Nicoll v. Fash

By the Court, Cardozo, J.

It was not disputed on the argument, and cannot be, but that the answer does not aver several matters which it will be necessary for the defendant to prove, to establish the validity of the lease. If the truth of the plea, therefore, were conceded, the defendant would not be entitled to judgment, because other facts must be proven, to establish her case; and not having pleaded those facts, she cannot claim to give evidence to support them. It is plain, from this statement, that that part of the answer demurred to is bad.

The defendant’s counsel now insists that that part of *289the answer is irrelevant, or rather that it is introductory to the sixteenth clause, and that a demurrer will not lie to a part of a defense. But the difficulty is that it is not pleaded as part of one defense. The defendant has stated them separately and numbered them, thus clearly showing, by his compliance with the 25th rule of the court, that he meant to plead them as separate and distinct defenses. He cannot now be heard to assert that they are not so.
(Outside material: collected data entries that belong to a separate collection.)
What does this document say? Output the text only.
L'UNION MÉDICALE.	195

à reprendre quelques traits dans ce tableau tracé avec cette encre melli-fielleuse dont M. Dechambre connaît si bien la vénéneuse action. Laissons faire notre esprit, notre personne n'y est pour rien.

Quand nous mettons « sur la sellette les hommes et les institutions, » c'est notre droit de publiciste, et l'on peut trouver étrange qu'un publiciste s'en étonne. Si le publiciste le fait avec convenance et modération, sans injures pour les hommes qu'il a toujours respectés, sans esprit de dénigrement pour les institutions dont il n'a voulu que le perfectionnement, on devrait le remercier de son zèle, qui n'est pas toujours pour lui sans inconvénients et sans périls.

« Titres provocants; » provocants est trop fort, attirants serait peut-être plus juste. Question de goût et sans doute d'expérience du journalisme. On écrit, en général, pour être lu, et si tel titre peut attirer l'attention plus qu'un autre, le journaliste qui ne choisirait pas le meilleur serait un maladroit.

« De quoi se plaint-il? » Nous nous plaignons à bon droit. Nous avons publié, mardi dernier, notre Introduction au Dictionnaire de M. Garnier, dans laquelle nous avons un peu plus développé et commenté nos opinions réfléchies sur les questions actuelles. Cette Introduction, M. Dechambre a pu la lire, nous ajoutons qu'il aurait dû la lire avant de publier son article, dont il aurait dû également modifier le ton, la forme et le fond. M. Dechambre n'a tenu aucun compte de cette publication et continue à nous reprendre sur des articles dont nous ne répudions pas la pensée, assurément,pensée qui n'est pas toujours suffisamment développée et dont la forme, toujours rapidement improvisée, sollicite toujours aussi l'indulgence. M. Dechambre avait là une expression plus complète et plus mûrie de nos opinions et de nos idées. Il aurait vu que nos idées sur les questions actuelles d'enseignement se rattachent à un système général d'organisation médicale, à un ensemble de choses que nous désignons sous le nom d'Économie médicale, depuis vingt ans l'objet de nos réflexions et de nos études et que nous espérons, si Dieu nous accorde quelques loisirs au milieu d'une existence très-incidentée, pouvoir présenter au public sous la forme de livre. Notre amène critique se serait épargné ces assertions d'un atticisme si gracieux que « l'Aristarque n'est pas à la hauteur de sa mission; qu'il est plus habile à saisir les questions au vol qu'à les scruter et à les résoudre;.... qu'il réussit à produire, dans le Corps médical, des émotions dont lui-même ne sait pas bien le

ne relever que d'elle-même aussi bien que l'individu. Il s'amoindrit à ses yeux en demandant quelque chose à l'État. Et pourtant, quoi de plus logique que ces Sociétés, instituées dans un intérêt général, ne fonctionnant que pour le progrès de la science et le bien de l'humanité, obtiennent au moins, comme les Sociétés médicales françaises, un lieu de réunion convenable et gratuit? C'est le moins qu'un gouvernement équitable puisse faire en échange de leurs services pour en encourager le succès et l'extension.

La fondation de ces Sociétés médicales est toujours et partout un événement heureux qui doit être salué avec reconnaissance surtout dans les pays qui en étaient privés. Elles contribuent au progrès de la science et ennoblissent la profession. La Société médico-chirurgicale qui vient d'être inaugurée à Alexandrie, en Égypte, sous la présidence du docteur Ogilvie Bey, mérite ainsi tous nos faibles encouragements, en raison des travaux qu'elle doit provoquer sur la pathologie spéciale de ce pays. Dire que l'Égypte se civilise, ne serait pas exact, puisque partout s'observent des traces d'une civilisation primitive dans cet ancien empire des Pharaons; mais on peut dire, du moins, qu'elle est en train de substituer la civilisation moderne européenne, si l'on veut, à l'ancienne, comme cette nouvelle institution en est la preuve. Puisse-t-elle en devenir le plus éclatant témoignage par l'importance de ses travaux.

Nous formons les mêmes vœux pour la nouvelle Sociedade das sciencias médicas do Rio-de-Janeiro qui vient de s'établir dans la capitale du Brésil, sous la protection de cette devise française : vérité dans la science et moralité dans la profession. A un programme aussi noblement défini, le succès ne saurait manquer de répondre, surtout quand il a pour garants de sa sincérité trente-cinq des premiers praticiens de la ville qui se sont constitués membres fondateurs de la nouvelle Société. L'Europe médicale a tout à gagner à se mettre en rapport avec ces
[First Department, General Term, at New York, April 4, 1871.

The statute of 1855, (Laws of 1855, ch. 427,) does not aid the defendant. It relates only to conveyances made by the comptroller of the State.

The judgment below should be reversed, and judgment rendered for the plaintiff on the demurrer, with leave to the defendant to amend her answer.

Judgment reversed.

Ingraham, P. J. and Cardozo and Geo. G. Barnard Justices.]